Ah, romantic love - beautiful and intoxicating, heartbreaking and soul-crushing, often all at the same time.
啊...浪漫的愛情啊,美好又令人癡醉,傷心又斷魂,通常所有的感覺會同時匯集在一起。
Why do we choose to put ourselves through its emotional wringer?
我們為什么總是用它來折磨自己呢?
Does love make our lives meaningful, or is it an escape from our loneliness and suffering?
愛會讓我們的生命有意義嗎?亦或它使我們從孤寂和痛苦中解脫?
Is love a disguise for our sexual desire, or a trick of biology to make us procreate?
還是用來掩飾我們對性的欲望嗎?還是說它是身體戲弄我們去繁衍后代的一個手段?
Is it all we need? Do we need it at all?
愛是一切嗎?我們真的需要愛嗎?
If romantic love has a purpose, neither science nor psychology has discovered it yet.
如果說愛情是有目的,自然科學和心理學上至今卻對此都沒什么發展。
But over the course of history, some of our most respected philosophers have put forward some intriguing theories.
但在歷史的長河中,一些我們敬佩的哲學家曾推出過一些有趣的理論。
Love makes us whole, again.
愛情使我們再一次變得完整。
The ancient Greek philosopher Plato explored the idea that we love in order to become complete.
古希臘哲學家柏拉圖探索了“愛讓我們變得完整”這一理念。
In his "Symposium", he wrote about a dinner party, at which Aristophanes, a comic playwright, regales the guests with the following story: humans were once creatures with four arms, four legs, and two faces.
在《會飲篇》中,他描述了一個晚餐派對,派對上,一位喜劇作家,阿里斯托芬,講了如下這個故事來娛樂在場的賓客:人類曾是擁有四個臂膀,四條腿和兩張臉的生物。
One day, they angered the gods, and Zeus sliced them all in two.
有一天,他們惹到了眾神,于是宙斯就把他們都一劈兩半。
Since then, every person has been missing half of him or herself.
從此以后,每個人都缺失著自己的另一半。

Love is the longing to find a soulmate who'll make us feel whole again, or, at least, that's what Plato believed a drunken comedian would say at a party.
愛是渴望找到一個能讓我們再次感到完整的靈魂伴侶。至少,這是柏拉圖所相信的一個喝醉的喜劇演員在派對上講的話。
Love tricks us into having babies.
愛哄騙著我們有了小寶寶。
Much, much later, German philosopher Arthur Schopenhauer maintained that love based in sexual desire was a voluptuous illusion.
很久很久以后,德國的哲學家亞瑟·叔本華堅稱愛是基于性欲的,它是一種撩人的幻想。
He suggested that we love because our desires lead us to believe that another person will make us happy, but we are sorely mistaken.
他提出我們相愛是因為我們的欲望引導,我們相信另外一個人能讓我們快樂,但我們其實錯了。

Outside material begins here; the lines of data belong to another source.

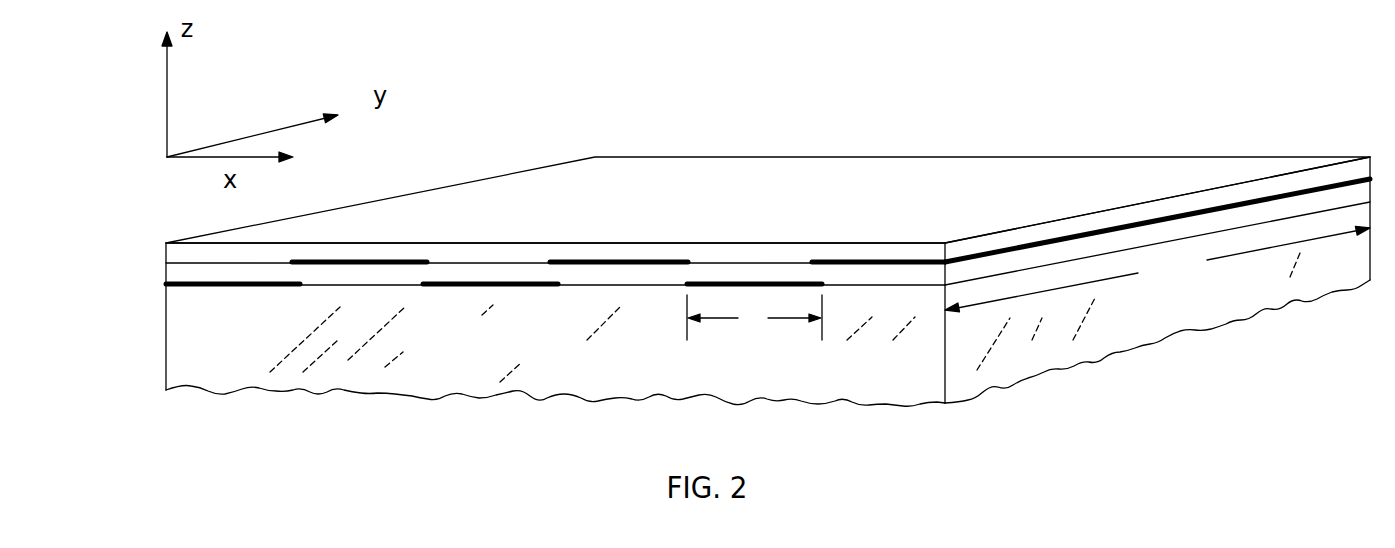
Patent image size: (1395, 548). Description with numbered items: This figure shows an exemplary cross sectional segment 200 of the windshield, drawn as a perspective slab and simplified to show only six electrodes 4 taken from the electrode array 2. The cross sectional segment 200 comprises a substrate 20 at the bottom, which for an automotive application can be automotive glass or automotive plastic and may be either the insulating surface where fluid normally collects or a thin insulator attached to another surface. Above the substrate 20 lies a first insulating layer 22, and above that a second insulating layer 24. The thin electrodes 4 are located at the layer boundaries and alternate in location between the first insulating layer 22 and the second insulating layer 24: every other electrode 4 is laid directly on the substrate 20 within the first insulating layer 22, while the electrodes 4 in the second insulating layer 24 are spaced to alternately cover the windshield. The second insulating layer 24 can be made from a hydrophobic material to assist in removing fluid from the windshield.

The cross sectional segment 200 is at (534, 130).
The electrode array 2 is at (622, 200).
The second insulating layer 24 is at (762, 252).
The first insulating layer 22 is at (457, 275).
The electrodes 4 is at (240, 287).
The substrate 20 is at (210, 327).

Nature is tricking us into procreating, and the loving fusion we seek is consummated in our children.
我們的本性在誘使著我們繁衍后代,我們所尋找的愛的融合生出我們的兒女。
When our sexual desires are satisfied, we are thrown back into our tormented existences, and we succeed only in maintaining the species and perpetuating the cycle of human drudgery.
當我們的性欲得到滿足時,我們會重返我們痛苦焦灼的存在,我們繁衍只是為了延續我們的種族,然后持續循環著這人生的痛苦。
Sounds like somebody needs a hug.
聽著好像有人需要抱抱了呢。
Love is escape from our loneliness.
愛是從孤單中的解脫。
According to the Nobel Prize-winning British philosopher Bertrand Russell, we love in order to quench our physical and psychological desires.
根據諾貝爾獲獎者,英國哲學家,博特蘭·羅素所言,我們用愛來慰藉我們身體和心理上的欲望。
Humans are designed to procreate, but without the ecstasy of passionate love, sex is unsatisfying.
人類生來就是為了繁衍的,但沒有充滿激情的愛來做迷幻劑的話,性也是無法令人滿足的。
Our fear of the cold, cruel world tempts us to build hard shells to protect and isolate ourselves.
我們對冰冷又殘酷的恐懼促使我們修煉出堅硬的外殼來保護并隔絕我們自己。